Sebagai orangtua, saya punya pemikiran ideal tentang pendidikan. Saya ingin Kali banyak bermain dengan teman-teman kampung sebayanya. Tapi “kampung” adalah sebuah kemewahan bagi saya sekeluarga. Secara ekonomi saya hanya sanggup tinggal di sebuah perumahan. Itu pun sudah sangat saya syukuri. Lain waktu, semoga bisa saya kisahkan betapa mahalnya kampung bagi kebanyakan kelas menengah di Indonesia yang tinggal di kota.
Di perumahan ini, Kali hanya punya beberapa teman. Teman sebayanya hanya ada tiga anak. Dua teman sebayanya jarang sekali berada di rumah karena sering ikut berpergian orangtua mereka. Sedangkan satu lagi temannya sudah sekolah.
Walhasil, hari-hari Kali adalah hari-hari tanpa teman sebaya. Hal itu cukup meresahkan hati saya dan istri saya. Tentu saja anak seusia Kali harus pelan-pelan belajar berinteraksi dengan teman sebayanya. Belajar berbagi, bertenggang rasa, bermain bersama.
Saya pribadi punya pandangan yang tidak baik dengan sekolah formal. Mungkin karena pengalaman pribadi. Saya tentu saja penganut mazab “Sekolah Itu Candu” ala Roem Topatimasang. Pengennya sih kalau bisa ya mengembalikan khitah sekolah sebagai waktu luang untuk bermain dan belajar. Biar kelak Kali memilih sendiri mau belajar apa.

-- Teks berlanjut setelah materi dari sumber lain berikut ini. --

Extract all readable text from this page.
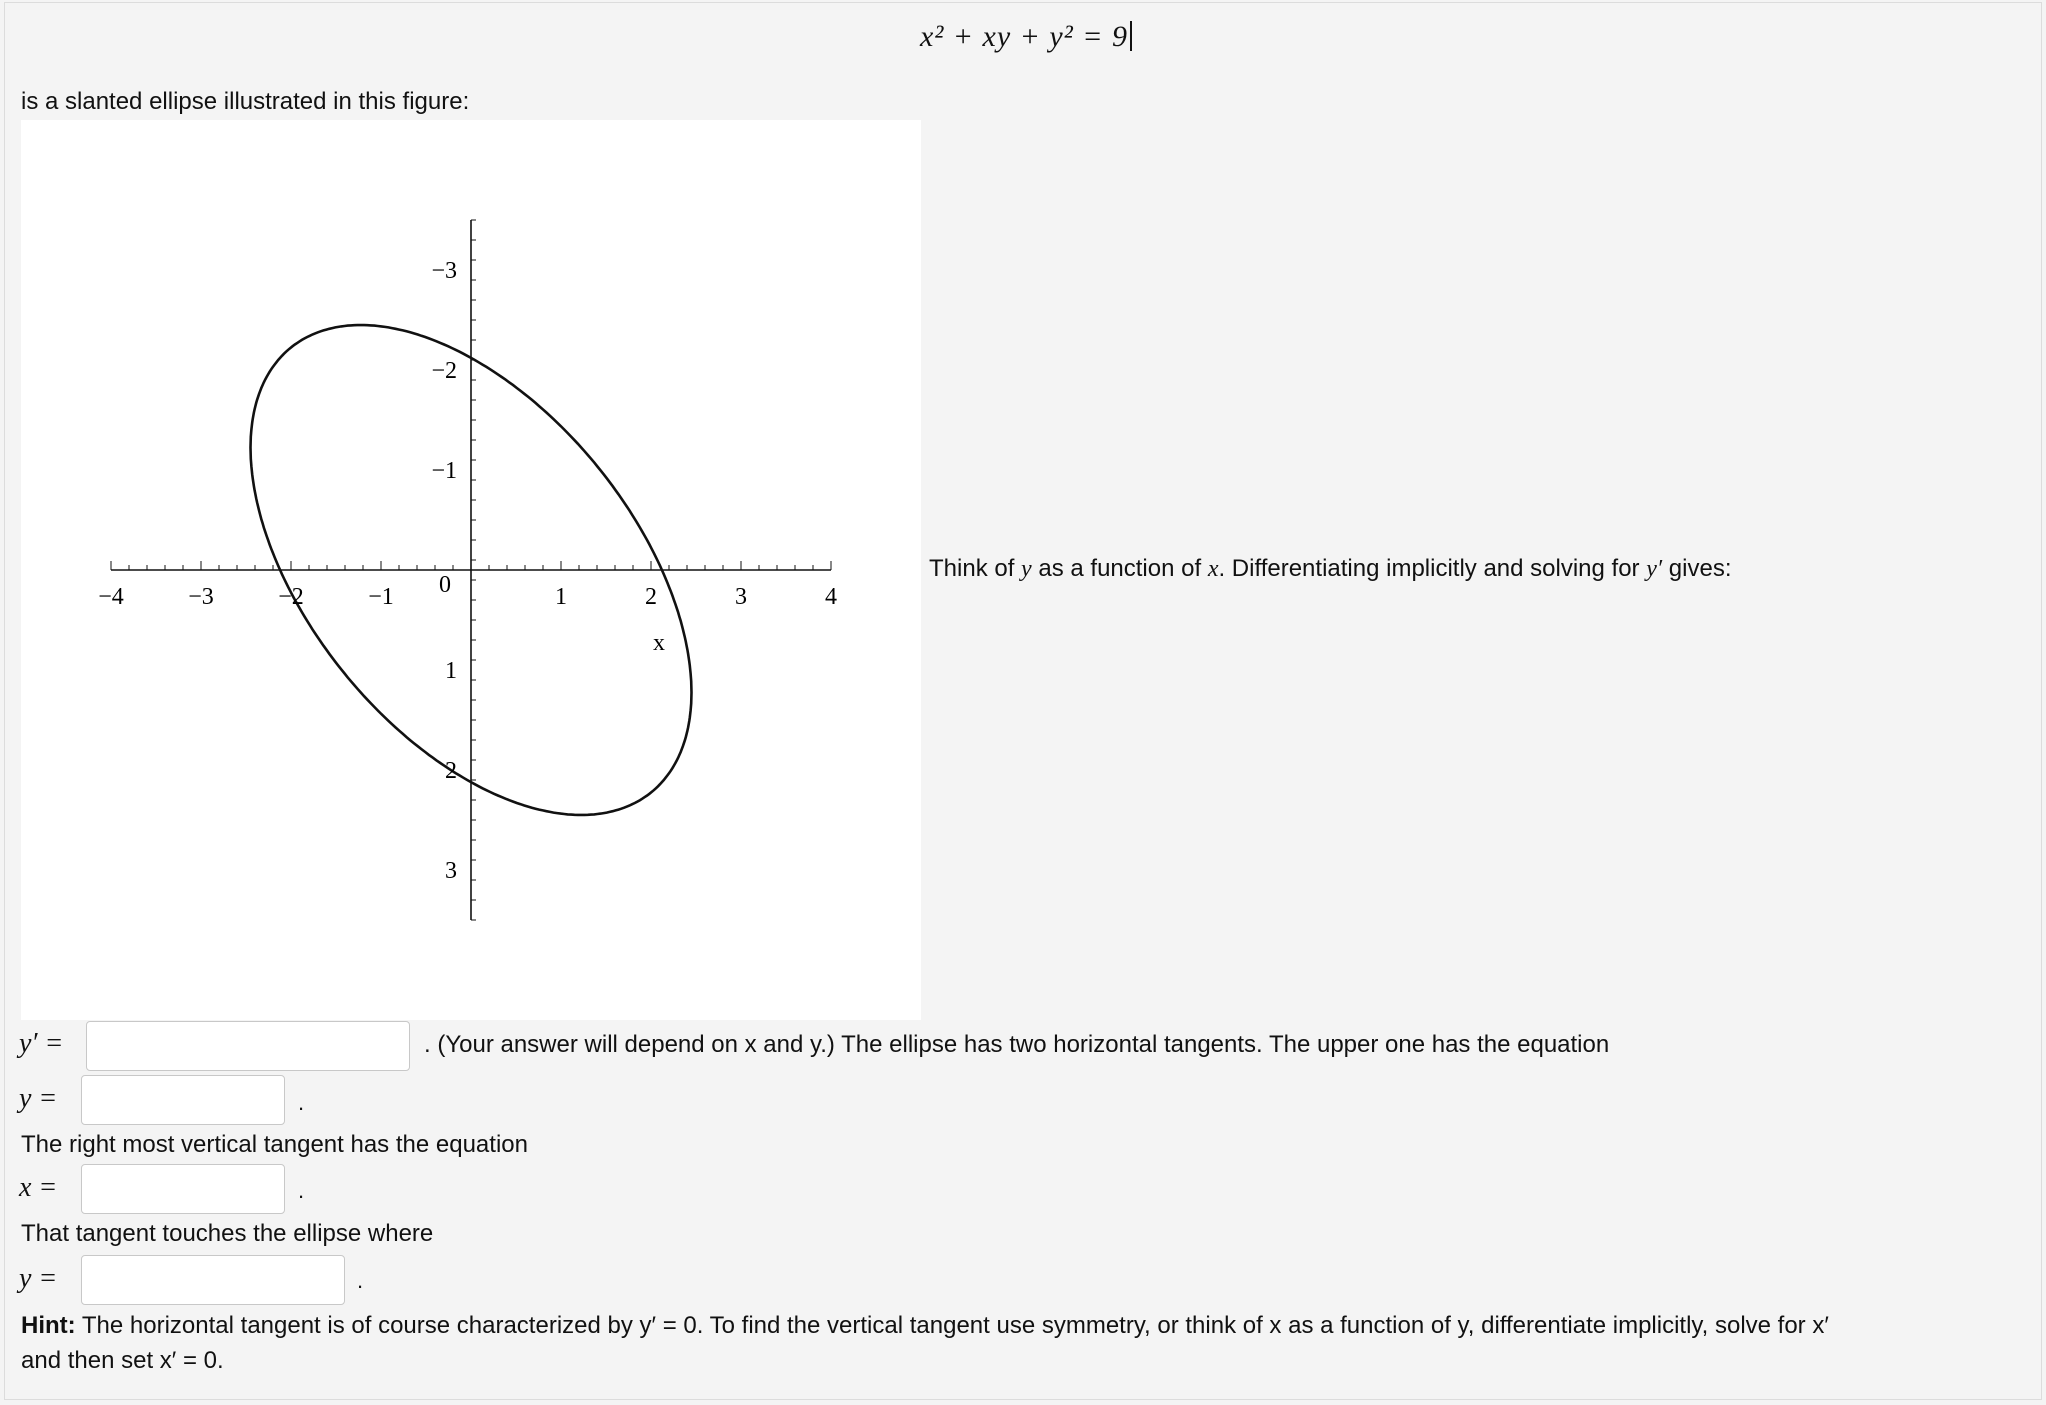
x² + xy + y² = 9
is a slanted ellipse illustrated in this figure:
−4	−3	−2	−1 0	1	2	3	4
3
2
1
−1
−2
−3
x
Think of y as a function of x. Differentiating implicitly and solving for y′ gives:
y′ =	. (Your answer will depend on x and y.) The ellipse has two horizontal tangents. The upper one has the equation
y =	.
The right most vertical tangent has the equation
x =	.
That tangent touches the ellipse where
y =	.
Hint: The horizontal tangent is of course characterized by y′ = 0. To find the vertical tangent use symmetry, or think of x as a function of y, differentiate implicitly, solve for x′
and then set x′ = 0.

Saya membayangkan Kali hidup di sebuah kampung yang ideal. Kalau dia mau belajar menyanyi dan main musik, tinggal belajar di rumah Mbak Sinden dan Pakde Pengrawit. Kalau mau belajar pencak silat yang langsung ke rumah Pak Merpati atau Paklik Bangau. Ketika dia ingin belajar membaca kitab ya nyantrik di Nyai Hajar atau Mbah Yai, kalau mau belajar senirupa ya segera lari dengan gembira ke rumah Lik Sungging atau Mbokde Canting.
Selebihnya dia bersama teman-temannya akan langsung belajar dari alam bagaimana menangkap ikan, menjebak burung, bikin mobil-mobilan dari jantung pisang. Betapa ndeso dan agrarisnya pemikiran saya. Betapa romantisnya. Terlalu terperangkap masa lalu. Orangtua yang tidak maju. Orangtua yang egois hanya karena punya pengalaman yang tidak membahagiakan tentang sekolah lalu pengen anaknya tidak usah sekolah.
Tapi itu semua adalah antologi muskil. Pada kenyataannya saya berada di sini, di sebuah perumahan yang sebagian rumah-rumah dalam keadaan kosong karena dibeli sebagai bagian dari produk investasi. Sedangkan yang benar-benar terisi adalah orang-orang supersibuk. Sesekali kami bertegur sapa. Mereka orang-orang baik, hanya saja sibuk sekali. Mungkin saya di mata mereka juga sama: sibuk sekali.
Tentu saya juga menyadari bahwa zaman Kali berbeda dengan saya. Sebagai orangtua, saya tidak boleh egois. Dia butuh sekolah sebab tanpa itu, Kali bisa tidak punya masa depan. Lha alasan itu juga yang dulu membuat orangtua saya menyekolahkan saya. Dan sebetulnya apa sih yang disebut “masa depan” itu? Ah sudahlah, jangan ke sana, nanti agak rumit obrolan kita…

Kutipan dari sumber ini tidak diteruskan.